Dump contents of jar into large bowl.  With a cheese shredder, shred the cold butter into the bowl. The cheese shredder is a great way to turn a cold stick of butter into tiny pieces.  I like this method far more than using a pastry blender to cut the butter into the dry ingredients.

Combine the butter and dry ingredients with fingers.  Press half the mixture into a 8×8 greased pan. Add pie filling and top with remaining crumble.  Bake at 350 for 35 to 40 minutes.

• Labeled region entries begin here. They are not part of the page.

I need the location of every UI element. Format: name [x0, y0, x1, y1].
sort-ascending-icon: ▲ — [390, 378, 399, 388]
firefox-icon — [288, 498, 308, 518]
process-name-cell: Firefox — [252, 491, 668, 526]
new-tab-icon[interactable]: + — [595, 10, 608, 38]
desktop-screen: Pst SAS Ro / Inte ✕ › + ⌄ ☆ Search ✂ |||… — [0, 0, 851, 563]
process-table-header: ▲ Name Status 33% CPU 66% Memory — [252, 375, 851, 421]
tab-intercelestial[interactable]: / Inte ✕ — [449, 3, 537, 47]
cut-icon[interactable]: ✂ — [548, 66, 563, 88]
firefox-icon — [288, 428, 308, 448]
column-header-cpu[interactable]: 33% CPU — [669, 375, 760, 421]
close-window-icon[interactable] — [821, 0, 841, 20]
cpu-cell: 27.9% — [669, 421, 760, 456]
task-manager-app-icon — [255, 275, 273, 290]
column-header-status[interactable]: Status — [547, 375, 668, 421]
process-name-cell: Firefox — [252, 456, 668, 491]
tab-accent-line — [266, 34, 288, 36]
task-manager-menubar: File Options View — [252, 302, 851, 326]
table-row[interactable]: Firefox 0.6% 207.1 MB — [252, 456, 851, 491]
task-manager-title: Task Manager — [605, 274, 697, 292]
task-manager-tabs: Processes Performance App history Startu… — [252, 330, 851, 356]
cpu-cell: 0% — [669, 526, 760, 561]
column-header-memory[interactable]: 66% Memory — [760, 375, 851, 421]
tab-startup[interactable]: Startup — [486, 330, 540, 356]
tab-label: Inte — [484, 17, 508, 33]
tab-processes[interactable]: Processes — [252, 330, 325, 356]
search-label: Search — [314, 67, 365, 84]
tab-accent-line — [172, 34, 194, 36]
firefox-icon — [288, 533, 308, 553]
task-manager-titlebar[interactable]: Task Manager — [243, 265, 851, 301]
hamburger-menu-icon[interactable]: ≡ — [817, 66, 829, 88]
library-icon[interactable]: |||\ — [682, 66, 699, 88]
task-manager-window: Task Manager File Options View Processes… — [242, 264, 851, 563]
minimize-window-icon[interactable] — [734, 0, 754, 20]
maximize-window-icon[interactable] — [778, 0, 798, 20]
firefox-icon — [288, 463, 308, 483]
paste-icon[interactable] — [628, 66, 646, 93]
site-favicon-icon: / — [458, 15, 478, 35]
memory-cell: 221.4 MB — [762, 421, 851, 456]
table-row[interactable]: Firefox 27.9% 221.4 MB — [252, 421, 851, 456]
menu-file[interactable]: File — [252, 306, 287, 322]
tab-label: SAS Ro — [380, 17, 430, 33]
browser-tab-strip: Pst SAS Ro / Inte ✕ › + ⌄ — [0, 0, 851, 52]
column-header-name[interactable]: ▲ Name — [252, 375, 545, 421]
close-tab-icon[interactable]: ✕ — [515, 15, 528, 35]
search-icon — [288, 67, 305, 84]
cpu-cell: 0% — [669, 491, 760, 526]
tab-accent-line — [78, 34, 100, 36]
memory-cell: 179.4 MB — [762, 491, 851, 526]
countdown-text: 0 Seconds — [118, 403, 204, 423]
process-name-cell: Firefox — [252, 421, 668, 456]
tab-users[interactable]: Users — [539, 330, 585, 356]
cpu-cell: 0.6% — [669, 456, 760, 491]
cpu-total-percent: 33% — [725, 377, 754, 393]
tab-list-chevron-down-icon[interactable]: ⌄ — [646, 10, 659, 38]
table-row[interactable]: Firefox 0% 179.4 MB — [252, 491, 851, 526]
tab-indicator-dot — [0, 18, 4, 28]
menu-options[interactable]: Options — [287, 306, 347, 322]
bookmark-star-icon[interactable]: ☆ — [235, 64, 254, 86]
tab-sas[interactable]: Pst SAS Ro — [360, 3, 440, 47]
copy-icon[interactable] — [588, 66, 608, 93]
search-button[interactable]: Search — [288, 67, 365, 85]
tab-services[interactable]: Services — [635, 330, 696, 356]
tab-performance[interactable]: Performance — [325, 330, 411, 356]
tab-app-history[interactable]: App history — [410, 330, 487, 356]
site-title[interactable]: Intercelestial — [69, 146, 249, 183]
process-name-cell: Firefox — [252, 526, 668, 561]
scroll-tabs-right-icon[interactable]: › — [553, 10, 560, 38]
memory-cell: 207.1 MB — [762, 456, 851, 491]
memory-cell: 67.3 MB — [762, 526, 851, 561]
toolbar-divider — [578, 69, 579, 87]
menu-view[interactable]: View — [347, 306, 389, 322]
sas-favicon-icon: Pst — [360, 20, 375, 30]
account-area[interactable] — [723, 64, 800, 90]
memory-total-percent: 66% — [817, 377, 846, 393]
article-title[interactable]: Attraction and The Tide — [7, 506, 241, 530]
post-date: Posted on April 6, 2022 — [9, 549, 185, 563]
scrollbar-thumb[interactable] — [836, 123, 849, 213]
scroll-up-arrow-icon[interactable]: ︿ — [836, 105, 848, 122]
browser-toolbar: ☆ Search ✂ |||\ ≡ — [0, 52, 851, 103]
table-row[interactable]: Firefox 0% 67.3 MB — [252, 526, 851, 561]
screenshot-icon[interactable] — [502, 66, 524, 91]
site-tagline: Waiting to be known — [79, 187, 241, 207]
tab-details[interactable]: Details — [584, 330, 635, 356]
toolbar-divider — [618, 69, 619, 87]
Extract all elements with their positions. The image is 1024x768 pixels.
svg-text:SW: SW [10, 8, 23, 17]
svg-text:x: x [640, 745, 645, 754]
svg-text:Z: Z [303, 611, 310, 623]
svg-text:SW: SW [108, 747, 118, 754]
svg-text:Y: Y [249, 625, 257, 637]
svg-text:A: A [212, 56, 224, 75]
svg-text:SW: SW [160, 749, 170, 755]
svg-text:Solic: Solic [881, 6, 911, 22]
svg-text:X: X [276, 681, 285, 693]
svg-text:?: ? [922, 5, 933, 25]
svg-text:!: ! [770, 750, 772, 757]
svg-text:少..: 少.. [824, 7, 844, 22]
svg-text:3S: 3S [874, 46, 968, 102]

When I went to put the jars of the crumble mix together, I found I only had “old-fashioned” oats to work with, not “quick-cooking.”  This is an easy fix.  I just dumped the canister of old-fashioned oats into my food processor and pulsed it six or seven times.  This broke up more than 50% of the oats and quickly turned them into “quick-cooking” oats.

DSCF7189Note that at the top of the jar there are some mini marshmallows.  I read somewhere that these are supposed to stop the brown sugar from getting hard.  I’ve never tried this before and with the jar being sealed by my Foodsaver it might not be necessary, but I figured it couldn’t hurt.  I’ll just take the marshmallows out before dumping the mix in the bowl.

Crumble is definitely a crowd pleaser around our house, and for this I am — Simply Grateful.